Судя по выражению лица, Роману не до шуток. Я вздыхаю и смотрю ему прямо в глаза.
– Да, мне эта ситуация кажется тревожной, но чтоесть, то есть. Имею ли я в ней право голоса? Нет. Могу ли я что-то поменять? Снова нет. Буду ли я сопротивляться или нет, результат будет тот же. Я все вижу так: лучше просто принять эту хрень и жить с ней.
– Ты немного чокнутая. Ты ведь это знаешь?
– Жизнь – вещь сумасшедшая. Приходится ее принимать. – Я пожимаю плечами и указываю головой на костыли, прислоненные к столу рядом с ним. – Зачем инвалидное кресло, если ты можешь ходить?
– Я бы скорее назвал это «волочить ноги». Мне все еще трудно проводить целый день на костылях. Я планирую в какой-то момент отказаться от инвалидного кресла, но до тех пор, пока невозможно обходиться без него целый день, я не хочу, чтобы кто-то знал.
– Почему?
– У меня есть на то свои причины. В курсе только Максим, Варя и мой физиотерапевт. И теперь ты. Я хочу, чтобы так и было, Нина.

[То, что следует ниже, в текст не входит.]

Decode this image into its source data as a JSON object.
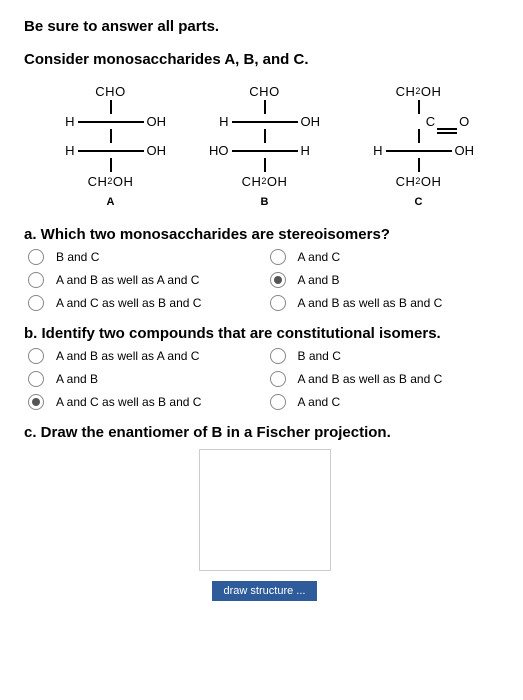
{
  "instruction": "Be sure to answer all parts.",
  "heading": "Consider monosaccharides A, B, and C.",
  "mols": {
    "A": {
      "top": "CHO",
      "rows": [
        {
          "l": "H",
          "r": "OH"
        },
        {
          "l": "H",
          "r": "OH"
        }
      ],
      "bot_ch2oh": true,
      "label": "A",
      "bot": "CH"
    },
    "B": {
      "top": "CHO",
      "rows": [
        {
          "l": "H",
          "r": "OH"
        },
        {
          "l": "HO",
          "r": "H"
        }
      ],
      "bot_ch2oh": true,
      "label": "B",
      "bot": "CH"
    },
    "C": {
      "top_ch2oh": true,
      "top": "CH",
      "ketone_o": "O",
      "ketone_c": "C",
      "rows": [
        {
          "l": "H",
          "r": "OH"
        }
      ],
      "bot_ch2oh": true,
      "bot": "CH",
      "label": "C"
    }
  },
  "qa": {
    "prompt": "a. Which two monosaccharides are stereoisomers?",
    "options": [
      {
        "label": "B and C",
        "sel": false
      },
      {
        "label": "A and C",
        "sel": false
      },
      {
        "label": "A and B as well as A and C",
        "sel": false
      },
      {
        "label": "A and B",
        "sel": true
      },
      {
        "label": "A and C as well as B and C",
        "sel": false
      },
      {
        "label": "A and B as well as B and C",
        "sel": false
      }
    ]
  },
  "qb": {
    "prompt": "b. Identify two compounds that are constitutional isomers.",
    "options": [
      {
        "label": "A and B as well as A and C",
        "sel": false
      },
      {
        "label": "B and C",
        "sel": false
      },
      {
        "label": "A and B",
        "sel": false
      },
      {
        "label": "A and B as well as B and C",
        "sel": false
      },
      {
        "label": "A and C as well as B and C",
        "sel": true
      },
      {
        "label": "A and C",
        "sel": false
      }
    ]
  },
  "qc": {
    "prompt": "c. Draw the enantiomer of B in a Fischer projection.",
    "button": "draw structure ..."
  },
  "oh_suffix": "OH",
  "two": "2"
}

– Никто не застал тебя на ногах? Горничная? Кто-то, кто пришел в твою комнату без приглашения?
– Только у Вари есть разрешение сюда входить. Она занимается уборкой. Все остальные знают, что надо держаться подальше от моей комнаты, только если их специально не пригласят.
– И что бы случилось, если бы кто-то тебя застал? Это бы стало проблемой?
– Вовсе нет. Потому что я бы убил его на месте.
Поначалу я думаю, что он шутит, но затем Роман смотрит на меня, и в его глазах ясно видно: он крайне серьезен.
– Вы страшный человек, мистер Петров.
– Это входит в служебные обязанности, Нина, – говорит он. – Есть лишь три вещи, которые люди понимают в моем мире: верность, деньги и смерть. Помни это. – Он тянется за костылями. – Мне нужно обсудить кое-что с Максимом. Вернусь через час.
Я быстро встаю, делаю глубокий вдох и приказываю ногам не двигаться с места. Ни в коем случае не позволю этому утреннему эпизоду повториться. Он не Брайан. Я не дам необоснованному страху управлять мной.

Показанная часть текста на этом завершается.